When given the option of acquiring a 16-bit or 8-bit image, most of the time you should opt for the former. Fig. 23 Illustration of the comparative accuracy of (left to right) 8-bit, 16-bit and 32-bit images. If an 8-bit image is like creating a sculpture out of large building blocks, a 16-bit image is more like using Lego and a 32-bit floating point image resembles using clay. Anything that can be created with the blocks can also be made from the Lego; anything made from the Lego can also be made from the clay. This does not work in reverse: some complex creations can only be represented properly by clay, and building blocks permit only a crude approximation at best. On the other hand, if you only need something blocky, it’s not really worth the extra effort of Lego or clay.

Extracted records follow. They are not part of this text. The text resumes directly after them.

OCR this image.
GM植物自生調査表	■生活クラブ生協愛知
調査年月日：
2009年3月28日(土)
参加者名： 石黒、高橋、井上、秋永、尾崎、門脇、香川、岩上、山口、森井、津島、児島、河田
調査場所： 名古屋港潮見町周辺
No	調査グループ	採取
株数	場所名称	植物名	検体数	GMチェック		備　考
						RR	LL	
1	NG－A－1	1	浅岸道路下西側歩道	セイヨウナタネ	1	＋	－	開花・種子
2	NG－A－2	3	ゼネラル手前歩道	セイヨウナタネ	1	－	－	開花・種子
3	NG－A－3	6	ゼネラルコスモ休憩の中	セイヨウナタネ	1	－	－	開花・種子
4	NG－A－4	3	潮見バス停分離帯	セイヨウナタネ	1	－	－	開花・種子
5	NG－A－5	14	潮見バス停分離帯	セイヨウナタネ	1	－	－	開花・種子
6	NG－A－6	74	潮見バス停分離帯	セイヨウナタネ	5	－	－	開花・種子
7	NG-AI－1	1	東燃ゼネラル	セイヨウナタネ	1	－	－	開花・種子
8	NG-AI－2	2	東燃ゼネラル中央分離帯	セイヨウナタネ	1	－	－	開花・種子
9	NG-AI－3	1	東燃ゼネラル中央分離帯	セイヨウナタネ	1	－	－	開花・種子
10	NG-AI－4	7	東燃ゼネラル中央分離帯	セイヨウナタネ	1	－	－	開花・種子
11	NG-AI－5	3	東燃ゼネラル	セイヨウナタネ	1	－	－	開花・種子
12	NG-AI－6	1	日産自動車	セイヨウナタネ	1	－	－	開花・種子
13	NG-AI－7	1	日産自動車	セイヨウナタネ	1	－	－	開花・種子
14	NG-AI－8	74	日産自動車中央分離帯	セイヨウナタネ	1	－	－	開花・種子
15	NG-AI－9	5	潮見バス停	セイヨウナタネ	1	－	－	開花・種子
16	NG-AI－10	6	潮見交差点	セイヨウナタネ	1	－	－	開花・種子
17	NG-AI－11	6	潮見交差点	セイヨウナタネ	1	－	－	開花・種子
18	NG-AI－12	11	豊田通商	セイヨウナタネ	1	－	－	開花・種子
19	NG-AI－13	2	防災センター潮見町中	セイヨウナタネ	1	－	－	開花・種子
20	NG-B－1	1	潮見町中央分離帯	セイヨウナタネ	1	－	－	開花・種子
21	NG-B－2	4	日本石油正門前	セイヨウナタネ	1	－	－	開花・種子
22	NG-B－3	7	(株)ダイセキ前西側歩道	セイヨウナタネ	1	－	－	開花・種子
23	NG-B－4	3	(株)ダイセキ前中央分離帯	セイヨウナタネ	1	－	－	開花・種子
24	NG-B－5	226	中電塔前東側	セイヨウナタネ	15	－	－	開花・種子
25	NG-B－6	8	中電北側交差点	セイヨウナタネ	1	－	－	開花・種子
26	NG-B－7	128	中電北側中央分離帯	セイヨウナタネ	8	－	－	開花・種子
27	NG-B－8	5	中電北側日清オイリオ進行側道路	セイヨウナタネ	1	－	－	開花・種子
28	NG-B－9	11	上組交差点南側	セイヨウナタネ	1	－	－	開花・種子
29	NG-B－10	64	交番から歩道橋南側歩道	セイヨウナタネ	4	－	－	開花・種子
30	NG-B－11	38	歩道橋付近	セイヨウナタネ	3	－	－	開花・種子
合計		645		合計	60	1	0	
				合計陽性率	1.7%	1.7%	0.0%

And, from a very great distance, it might be hard to tell the difference.#

Although more bits are better is a simple rule of thumb we can share with those who do not know the subtleties of bit-depths, it should not be held completely rigorously.

Can you think of any circumstances when more bits might not be better?

Reasons why a lower bit depth is sometimes preferable to a higher one include:

• A higher bit-depth leads to larger file sizes, and potentially slower processing. For very large datasets, this might be a bigger issue that any loss of precision found in using fewer bits.

• The amount of light detected per pixel might be so low that thousands of possible values are not required for its accurate storage, and 8-bits (or even fewer) would be enough. For the light-levels in biological fluorescence microscopy, going beyond 16-bits would seldom bring any benefit.

But with smallish datasets for which processing and storage costs are not a problem, it is safest to err on the side of more bits than we strictly need.